Tuesday, November 26, 2002


24,539 words as of 9 a.m. today. Only five days and 25,461 words to go. Oy.

Monday, November 25, 2002


At what point, exactly, did it stop being okay to point out a flaw or a problem even if one doesn’t necessarily know the solution?

As I make my monthly rounds of the many, many meetings I attend as chamber chick, town council member, economic development corporation board member and general nosy parker, I’m seeing more and more that the rules of discourse seem to have changed for the worse around here: anyone with a question or a comment or an objection to a plan or an element of a plan is immediately asked “Well, what do you think we should do?” or “Well, what do you think we should put there?” or “I don’t see you coming up with anything better.”

Then, of course, the complaints begin when no one steps forward with any comments, which is patently ridiculous, since the very way these responses, these demands, come out, usually from behind an official-looking table or from a dais on high, effectively squelches commentary, evades the responsibility to actually answer the question posed or address the concern expressed.

It’s a very fascist response, at bottom, to what is supposed to be an open process.

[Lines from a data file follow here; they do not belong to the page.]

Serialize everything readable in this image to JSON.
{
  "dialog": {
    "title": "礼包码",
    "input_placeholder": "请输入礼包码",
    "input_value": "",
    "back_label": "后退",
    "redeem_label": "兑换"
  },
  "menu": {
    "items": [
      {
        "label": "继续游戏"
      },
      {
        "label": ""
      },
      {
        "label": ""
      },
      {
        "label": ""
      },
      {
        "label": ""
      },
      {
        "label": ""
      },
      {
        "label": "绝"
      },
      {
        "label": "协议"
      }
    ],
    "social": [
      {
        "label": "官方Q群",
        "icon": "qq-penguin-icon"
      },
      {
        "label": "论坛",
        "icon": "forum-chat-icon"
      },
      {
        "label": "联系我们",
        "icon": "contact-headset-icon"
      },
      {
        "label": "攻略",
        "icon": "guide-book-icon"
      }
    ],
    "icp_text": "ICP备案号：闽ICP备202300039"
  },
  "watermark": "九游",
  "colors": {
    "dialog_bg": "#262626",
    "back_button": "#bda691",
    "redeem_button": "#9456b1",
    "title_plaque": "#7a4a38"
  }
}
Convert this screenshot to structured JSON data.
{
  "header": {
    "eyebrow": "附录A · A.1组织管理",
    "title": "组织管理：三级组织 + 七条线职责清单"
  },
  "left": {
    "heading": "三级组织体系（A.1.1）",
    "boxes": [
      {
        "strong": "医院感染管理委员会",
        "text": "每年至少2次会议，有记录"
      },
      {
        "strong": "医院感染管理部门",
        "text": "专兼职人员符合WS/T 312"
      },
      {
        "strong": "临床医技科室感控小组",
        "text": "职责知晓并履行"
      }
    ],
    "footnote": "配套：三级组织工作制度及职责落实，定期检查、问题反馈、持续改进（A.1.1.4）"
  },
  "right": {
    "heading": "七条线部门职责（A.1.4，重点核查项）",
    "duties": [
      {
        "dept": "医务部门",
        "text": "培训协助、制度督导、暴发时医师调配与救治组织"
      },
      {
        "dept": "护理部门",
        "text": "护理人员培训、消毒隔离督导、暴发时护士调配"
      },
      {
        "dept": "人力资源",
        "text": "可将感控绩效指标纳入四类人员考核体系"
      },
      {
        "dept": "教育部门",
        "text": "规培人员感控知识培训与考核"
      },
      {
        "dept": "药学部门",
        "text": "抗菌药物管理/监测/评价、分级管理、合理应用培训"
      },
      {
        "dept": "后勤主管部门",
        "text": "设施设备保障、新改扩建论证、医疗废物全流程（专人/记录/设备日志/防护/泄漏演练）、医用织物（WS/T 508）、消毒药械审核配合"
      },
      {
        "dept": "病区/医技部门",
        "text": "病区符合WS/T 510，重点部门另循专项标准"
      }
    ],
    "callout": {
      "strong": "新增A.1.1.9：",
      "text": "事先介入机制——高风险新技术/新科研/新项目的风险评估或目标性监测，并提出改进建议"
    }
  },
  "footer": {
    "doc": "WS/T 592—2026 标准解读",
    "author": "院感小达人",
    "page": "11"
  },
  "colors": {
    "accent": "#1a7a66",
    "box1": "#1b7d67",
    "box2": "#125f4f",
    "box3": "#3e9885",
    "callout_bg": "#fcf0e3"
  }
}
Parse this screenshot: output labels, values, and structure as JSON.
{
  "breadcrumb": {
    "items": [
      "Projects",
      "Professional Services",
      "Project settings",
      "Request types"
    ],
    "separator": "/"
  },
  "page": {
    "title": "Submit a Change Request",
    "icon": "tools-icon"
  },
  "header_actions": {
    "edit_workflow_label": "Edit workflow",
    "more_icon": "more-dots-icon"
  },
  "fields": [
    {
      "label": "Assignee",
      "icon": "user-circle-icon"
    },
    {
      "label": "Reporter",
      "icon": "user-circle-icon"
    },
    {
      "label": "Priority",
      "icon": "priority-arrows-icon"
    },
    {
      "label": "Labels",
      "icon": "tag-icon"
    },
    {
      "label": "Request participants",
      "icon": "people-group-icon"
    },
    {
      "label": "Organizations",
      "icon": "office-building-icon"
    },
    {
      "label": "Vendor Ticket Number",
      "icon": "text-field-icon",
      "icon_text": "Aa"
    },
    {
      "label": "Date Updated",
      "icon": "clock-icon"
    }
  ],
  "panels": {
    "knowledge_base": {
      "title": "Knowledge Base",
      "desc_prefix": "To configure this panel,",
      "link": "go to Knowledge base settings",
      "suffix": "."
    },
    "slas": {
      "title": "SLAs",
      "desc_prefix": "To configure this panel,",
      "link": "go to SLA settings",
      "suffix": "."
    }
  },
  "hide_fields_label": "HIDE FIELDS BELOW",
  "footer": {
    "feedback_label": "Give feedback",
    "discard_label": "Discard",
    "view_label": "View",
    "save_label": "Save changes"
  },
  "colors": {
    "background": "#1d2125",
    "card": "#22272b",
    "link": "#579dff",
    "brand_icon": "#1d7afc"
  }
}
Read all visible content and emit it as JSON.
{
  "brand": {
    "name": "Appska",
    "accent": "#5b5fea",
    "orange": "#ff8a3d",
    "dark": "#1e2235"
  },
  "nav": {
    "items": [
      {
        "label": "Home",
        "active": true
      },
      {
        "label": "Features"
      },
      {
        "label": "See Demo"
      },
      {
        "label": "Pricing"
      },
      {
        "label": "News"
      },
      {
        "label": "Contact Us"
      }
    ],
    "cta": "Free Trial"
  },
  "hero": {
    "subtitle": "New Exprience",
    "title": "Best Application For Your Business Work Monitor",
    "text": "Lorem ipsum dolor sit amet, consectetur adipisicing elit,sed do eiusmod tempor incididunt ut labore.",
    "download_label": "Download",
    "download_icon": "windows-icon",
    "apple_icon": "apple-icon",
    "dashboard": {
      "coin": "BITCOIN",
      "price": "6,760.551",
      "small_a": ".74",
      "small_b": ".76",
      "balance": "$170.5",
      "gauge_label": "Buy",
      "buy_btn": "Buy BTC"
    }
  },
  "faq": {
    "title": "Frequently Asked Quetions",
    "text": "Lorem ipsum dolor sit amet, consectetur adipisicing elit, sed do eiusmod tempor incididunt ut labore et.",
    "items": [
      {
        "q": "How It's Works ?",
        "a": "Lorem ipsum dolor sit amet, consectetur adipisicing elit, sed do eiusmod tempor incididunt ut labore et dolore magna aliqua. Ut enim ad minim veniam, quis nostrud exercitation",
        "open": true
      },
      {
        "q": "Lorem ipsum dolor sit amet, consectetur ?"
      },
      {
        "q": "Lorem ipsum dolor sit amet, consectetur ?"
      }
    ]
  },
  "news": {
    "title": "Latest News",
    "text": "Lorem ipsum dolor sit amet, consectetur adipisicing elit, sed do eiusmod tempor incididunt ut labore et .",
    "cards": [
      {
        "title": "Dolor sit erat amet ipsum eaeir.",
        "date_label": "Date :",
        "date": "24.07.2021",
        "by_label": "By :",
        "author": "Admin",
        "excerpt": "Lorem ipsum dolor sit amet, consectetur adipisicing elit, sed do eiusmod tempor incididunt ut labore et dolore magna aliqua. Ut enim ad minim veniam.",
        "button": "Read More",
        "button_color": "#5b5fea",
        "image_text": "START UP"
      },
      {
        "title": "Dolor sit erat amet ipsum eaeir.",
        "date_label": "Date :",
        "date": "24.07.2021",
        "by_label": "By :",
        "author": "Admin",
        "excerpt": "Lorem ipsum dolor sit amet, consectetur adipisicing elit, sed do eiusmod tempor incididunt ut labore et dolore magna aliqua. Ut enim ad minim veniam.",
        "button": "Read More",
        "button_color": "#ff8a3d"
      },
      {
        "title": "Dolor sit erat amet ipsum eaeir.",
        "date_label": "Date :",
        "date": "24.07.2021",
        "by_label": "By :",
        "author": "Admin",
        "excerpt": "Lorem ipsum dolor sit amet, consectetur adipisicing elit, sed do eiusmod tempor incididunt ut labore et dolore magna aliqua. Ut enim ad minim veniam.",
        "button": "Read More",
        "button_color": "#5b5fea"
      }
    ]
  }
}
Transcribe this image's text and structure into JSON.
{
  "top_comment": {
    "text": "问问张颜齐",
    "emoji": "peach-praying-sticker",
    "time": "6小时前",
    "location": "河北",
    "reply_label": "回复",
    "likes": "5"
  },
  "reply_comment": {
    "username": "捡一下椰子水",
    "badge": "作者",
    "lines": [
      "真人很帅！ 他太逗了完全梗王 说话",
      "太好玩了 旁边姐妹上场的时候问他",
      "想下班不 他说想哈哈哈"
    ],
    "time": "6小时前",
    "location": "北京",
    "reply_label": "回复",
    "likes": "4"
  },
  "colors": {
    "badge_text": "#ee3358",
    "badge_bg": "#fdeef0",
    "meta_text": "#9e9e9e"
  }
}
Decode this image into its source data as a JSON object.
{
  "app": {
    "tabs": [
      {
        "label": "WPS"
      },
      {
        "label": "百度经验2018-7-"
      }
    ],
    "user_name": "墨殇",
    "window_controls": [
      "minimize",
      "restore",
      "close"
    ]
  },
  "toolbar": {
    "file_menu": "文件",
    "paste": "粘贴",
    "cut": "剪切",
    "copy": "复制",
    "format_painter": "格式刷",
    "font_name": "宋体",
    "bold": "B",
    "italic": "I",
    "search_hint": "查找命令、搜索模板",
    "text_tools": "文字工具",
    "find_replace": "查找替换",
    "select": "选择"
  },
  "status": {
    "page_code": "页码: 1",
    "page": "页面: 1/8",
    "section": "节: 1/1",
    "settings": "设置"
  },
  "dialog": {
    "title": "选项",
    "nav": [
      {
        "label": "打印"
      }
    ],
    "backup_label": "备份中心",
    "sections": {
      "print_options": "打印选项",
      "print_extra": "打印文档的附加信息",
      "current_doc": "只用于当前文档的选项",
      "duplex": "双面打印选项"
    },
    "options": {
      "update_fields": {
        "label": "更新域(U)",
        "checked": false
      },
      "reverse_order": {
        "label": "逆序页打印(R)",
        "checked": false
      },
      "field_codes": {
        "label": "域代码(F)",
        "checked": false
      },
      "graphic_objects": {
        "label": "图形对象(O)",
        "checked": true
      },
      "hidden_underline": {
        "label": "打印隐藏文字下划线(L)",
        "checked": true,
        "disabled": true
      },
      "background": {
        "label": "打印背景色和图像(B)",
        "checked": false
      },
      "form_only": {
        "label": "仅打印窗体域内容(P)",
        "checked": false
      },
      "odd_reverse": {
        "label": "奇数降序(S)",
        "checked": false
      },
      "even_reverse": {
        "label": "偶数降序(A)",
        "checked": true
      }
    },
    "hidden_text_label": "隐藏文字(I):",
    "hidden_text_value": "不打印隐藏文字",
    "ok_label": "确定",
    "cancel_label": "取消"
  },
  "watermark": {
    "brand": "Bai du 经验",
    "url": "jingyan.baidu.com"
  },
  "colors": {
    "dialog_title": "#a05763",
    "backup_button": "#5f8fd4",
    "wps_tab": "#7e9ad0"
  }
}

I’ve seen it happen, a big ol’ jackboot coming down on my own citizens, at planning commission hearings, at meetings of my own community center board, and most recently in discussions with my chamber board members over whether or not to bring in Sam Western, author of the hottest book to hit Wyoming in decades, Pushed Off the Mountain, Sold Down the River: Wyoming’s Search for Its Soul as a speaker for our organization’s annual dinner.

I still say that Western has done the best job I have ever seen of pinpointing why we are no nearer now than we were at the time of our statehood to having the kind of independent, self-reliant way of life that we have imagined for ourselves, and he has done so eloquently and vividly and even if all he were to do as a speaker was reiterate what he’s said in his book that would be worth listening to, especially since his book is so scarce.

I am disagreed with, however, because “he doesn’t offer solutions” (Actually, I think he does, but they are subtle and difficult; they involve a statewide re-imagining of ourselves that will not be easily quantifiable in terms of its obvious impact or benefits, but why do you think he invoked the notion of “soul searching” in the books very title, hmm? Soul searching is never a tangible process and rarely yields tangible results, but can you really argue that it is not a process worth engaging in for those reasons?) and so for this reason, along with the fact that he has marked a few sacred cows for the slaughter and is thus likely to piss off a dinner-goer or two, he is apparently dismissible.

If I am walking down the street and have noticed that one of the streetlamps has gone out, is it wrong for me to notify the power company because I don’t know how to fix it? Or is it my responsibility as a citizen and a customer to inform the people who do know how?

Do I only have the right to report the problem if I am also ready to climb the pole myself and do whatever else needs doing to fix it?

As a valley and a society and a state we are diverse enough to allow each of us to fill different niches based on what we do well, what we understand, where we have expertise. And we count on the fact that others do other things well, might know more about a subject than we do, or might have the power to do something that we do not. That’s the way a free society works.

But it works much less well if we are not allowed any capacity to audit one another, or to share our differing points of view, or to call attention to a problem or potential problem that we don’t, ourselves, know how to fix.

Sometimes, we just know that something stinks. Sometimes, we just feel in our guts that we must vote no. Sometimes, we join the Hindu and Buddhist yogis when they say “neti, neti, neti” which translates roughly to “not this, not this, not this.” Sometimes we only know what we cannot abide and there is too much left from which to choose. Sometimes, our mission is only to rule out the intolerable or to point out the flaws. Destruction is part of creation; sloughing off the dead or useless is part of growth; sculpture involves knocking away everything that does not look like a horse or a person or whatever one’s subject may be.

James Hillman, as you might expect, has quite a lot to say on this subject, and I’ll let him have the last word as he supports the notion of kenosis, originally a theological term used to describe Christ’s shedding of his divine power in order to enter the world as a man, now used more generally to denote being “emptied of certainty,” without guarantees.

“Don’t try to replace the helpless frustration you feel, the powerless victimization, by working otu a rational answer. The answers will come, if they come, when they come, to you, to others, but don’t fill in the emptiness of the protest with positive suggestions before their time.”

The answers will come, but they will come in their own time, and demanding that the person who poses the question must also answer it does not hasten that process; it kills it outright by negating the right to question. I believe this still, and I hope enough of you out there do to keep having the bravery to ask why, to say no, to accept uncertainty until certainty again can come.

I promise you all, my constituents, my friends, my readers, that I will accept your “neti, neti, neti” even if you don’t have a corresponding checklist of things to do about it. That is probably mine to find, or if not mind to find, mine to find someone else to find.

I think that’s what leadership really is, isn’t it?